Are there subtle differences from languages using the Latin alphabet involving letters?

I got this reference from the video (linked) where he's talking about the differences between Mandarin and Japanese, mainly involving 漢字 which is present in both languages but there are actual differences (besides simplified or traditional characters) associated with either printed text and handwritten formats, kind of like this:

I mean, it's literally the same word in both languages but they're different if you look closely. No wonder why people mistake Japanese for CHINESE! It's infuritating when you know what Kanji actually looks like and how it's pronounced. The issue is that characters for the most part inherit same unicode between Japanese & Mandarin.

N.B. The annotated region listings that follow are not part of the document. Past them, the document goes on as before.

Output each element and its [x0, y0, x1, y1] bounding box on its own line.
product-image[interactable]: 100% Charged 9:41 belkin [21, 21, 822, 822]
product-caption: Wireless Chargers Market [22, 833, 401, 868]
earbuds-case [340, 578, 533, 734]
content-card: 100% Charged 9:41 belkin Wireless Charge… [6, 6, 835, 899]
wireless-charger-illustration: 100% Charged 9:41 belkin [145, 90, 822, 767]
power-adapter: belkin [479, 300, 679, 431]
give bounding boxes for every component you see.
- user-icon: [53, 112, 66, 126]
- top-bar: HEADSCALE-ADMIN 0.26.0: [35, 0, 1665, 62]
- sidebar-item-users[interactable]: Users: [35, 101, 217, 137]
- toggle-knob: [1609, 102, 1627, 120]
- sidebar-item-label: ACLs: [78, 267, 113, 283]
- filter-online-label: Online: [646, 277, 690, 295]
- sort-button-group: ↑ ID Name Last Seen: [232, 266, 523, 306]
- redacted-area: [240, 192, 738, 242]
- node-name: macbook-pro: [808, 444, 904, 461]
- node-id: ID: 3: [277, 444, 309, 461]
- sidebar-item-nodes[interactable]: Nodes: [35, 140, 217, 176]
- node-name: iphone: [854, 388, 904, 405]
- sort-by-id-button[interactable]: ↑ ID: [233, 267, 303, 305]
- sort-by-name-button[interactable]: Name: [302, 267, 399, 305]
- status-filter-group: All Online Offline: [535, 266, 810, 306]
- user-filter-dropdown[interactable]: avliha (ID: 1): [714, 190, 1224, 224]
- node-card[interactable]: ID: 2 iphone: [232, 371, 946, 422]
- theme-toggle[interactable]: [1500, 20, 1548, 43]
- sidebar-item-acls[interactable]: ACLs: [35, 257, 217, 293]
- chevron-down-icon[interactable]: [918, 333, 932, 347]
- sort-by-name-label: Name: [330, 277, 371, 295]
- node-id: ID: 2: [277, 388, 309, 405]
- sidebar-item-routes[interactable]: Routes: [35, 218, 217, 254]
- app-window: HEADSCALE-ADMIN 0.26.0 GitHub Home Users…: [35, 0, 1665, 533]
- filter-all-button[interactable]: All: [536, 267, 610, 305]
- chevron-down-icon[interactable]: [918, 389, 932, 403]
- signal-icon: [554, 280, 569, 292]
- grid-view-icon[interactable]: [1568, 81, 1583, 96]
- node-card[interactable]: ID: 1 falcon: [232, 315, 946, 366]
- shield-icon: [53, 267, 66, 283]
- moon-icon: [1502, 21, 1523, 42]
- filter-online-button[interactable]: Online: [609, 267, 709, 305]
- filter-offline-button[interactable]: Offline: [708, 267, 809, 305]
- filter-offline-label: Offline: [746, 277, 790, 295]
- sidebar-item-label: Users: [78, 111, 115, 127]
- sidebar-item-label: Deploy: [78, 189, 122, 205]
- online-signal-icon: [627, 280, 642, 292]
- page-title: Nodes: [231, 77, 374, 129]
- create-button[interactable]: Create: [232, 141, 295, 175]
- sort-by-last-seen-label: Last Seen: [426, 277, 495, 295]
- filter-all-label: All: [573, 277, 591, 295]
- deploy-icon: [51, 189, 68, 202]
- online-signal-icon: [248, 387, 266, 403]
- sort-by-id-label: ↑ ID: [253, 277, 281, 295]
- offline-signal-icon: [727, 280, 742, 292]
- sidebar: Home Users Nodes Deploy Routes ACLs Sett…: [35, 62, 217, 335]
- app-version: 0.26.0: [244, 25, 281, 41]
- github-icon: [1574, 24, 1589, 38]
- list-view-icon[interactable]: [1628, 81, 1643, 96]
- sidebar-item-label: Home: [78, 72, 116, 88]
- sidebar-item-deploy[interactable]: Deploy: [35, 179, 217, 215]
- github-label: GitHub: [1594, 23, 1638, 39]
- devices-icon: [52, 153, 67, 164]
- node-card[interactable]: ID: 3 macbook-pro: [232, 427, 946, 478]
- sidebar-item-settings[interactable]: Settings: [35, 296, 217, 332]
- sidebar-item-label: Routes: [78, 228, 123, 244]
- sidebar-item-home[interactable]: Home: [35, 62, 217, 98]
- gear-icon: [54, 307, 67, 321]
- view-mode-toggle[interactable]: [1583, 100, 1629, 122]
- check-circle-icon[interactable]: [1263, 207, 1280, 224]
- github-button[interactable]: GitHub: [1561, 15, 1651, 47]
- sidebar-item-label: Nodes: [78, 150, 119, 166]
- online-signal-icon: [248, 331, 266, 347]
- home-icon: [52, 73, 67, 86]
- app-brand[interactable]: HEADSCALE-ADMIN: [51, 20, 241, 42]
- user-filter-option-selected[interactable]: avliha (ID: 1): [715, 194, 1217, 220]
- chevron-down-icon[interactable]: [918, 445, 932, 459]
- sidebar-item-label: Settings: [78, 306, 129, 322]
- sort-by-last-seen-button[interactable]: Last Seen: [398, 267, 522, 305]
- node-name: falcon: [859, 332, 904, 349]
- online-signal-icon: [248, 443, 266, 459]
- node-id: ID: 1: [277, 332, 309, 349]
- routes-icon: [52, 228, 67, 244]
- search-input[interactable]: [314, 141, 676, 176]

Mainly talking about word processors and how Kanji / Hanzi is encoded onto computers, what ends up happening is that they overlap depending on the font used (as Japanese has it's own font set while Mandarin uses a completely different one). Look at it like this, which language is the "A" looking letter from (shown below):

Both use the same font, but have the stroke on top facing different directions indicating they are from different languages. However if one doesn't pay close attention to the letters present within a word, they can face confusion over which language it belongs to. That's the kind of crap happens when discussing Kanji or Hanzi.

For example, the unicode for 軍 is U+8ECD which is present in both Japanese and Mandarin. Basically, the same as to why the letter "Í" (U+CD) appears in multiple languages like Spanish, Portuguese, Icelandic, Hungarian, Czech all inherit unicode U+CD so you may get mixed results in one of those languages.

View original on lemmy.zip

Comments7

Hapankaali

lemmy.world

Both use the same font, but have the stroke on top facing different directions indicating they are from different languages.

Languages using the Latin alphabet use varying sets of diacritics, often to introduce ways to express sounds that may not have been present in (Vulgar) Latin. A particular diacritic or diacritic-letter combination can generally not be associated with any specific Latin-script-based language, of which there are many hundreds if not thousands (depending on where one draws the line between language and dialect). An interesting example is Vietnamese, a tonal language using the Latin alphabet, which uses a large number of diacritics to express tonality.

𝕱𝖎𝖗𝖊𝖜𝖎𝖙𝖈𝖍

lemmy.world

If the question is whether the Latin languages use letters differently: yes, every language is different?

I can speak for English, Spanish, and French. English is a bastard language with more exceptions than rules, as we all know. Spanish mostly uses accents as a pronunciation guide with some exceptions, whereas French accents change the letter sound more consistently. Both can change the meaning. French uses ç but not Spanish, and Spanish uses ñ exclusively. French is much more contextual.

Sp: "Si llego a tiempo" (if I arrive in time) vs "Sí, llegó a tiempo" (yes, he arrived in time). Same general sound, different emphasis.

Fr: «Bon mais sale» (good but dirty) vs «bon maïs salé» (good salted corn). Wildly different sounds and even syllable counts.

HobbitFoot reply

thelemmy.club

I feel like, to add on it, letter combinations also yield wildly different sounds in different languages. For instance, "ll" in English sounds like an "l" while in Spanish it sounds like a "y".

𝕱𝖎𝖗𝖊𝖜𝖎𝖙𝖈𝖍 reply

lemmy.world

In French, «queue» rhymes with euh, «clown» rhymes with spoon, and «comment» sounds like c'mon. The Spanish ñ is closest to the French gn («mignon») and English ny/ni ("canyon", "onion"). Don't get me started on the R sounds.

quediuspayu reply

lemmy.dbzer0.com

...it sounds like a "y"

That is called yeismo and is caracteristic of some dialects, the traditional pronunciation is /ʎ/,

quediuspayu reply

lemmy.dbzer0.com

I must say that Ç is also present in both Catalan and Portuguese.

blackbrook

mander.xyz

Yes different languages use different sets of characters, most of them overlapping in the case of Latin derived characters. It would be vastly less convenient if there was a completely different set (with mostly the same characters) for every single language. And what about variants over time and region and dialect? So it is much better to model them as subsets of the same larger character set. Note that À and Á are different characters with different Unicode symbols.

The human world is messy with lots of inconsistencies and irregularities, particularly from pre-computer times because humans just deal with them and tolerate mistakes. This is a challenge for modelling properly in computer systems. It does not surprise me that there are even bigger challenges around this for Kanji / Hanzi.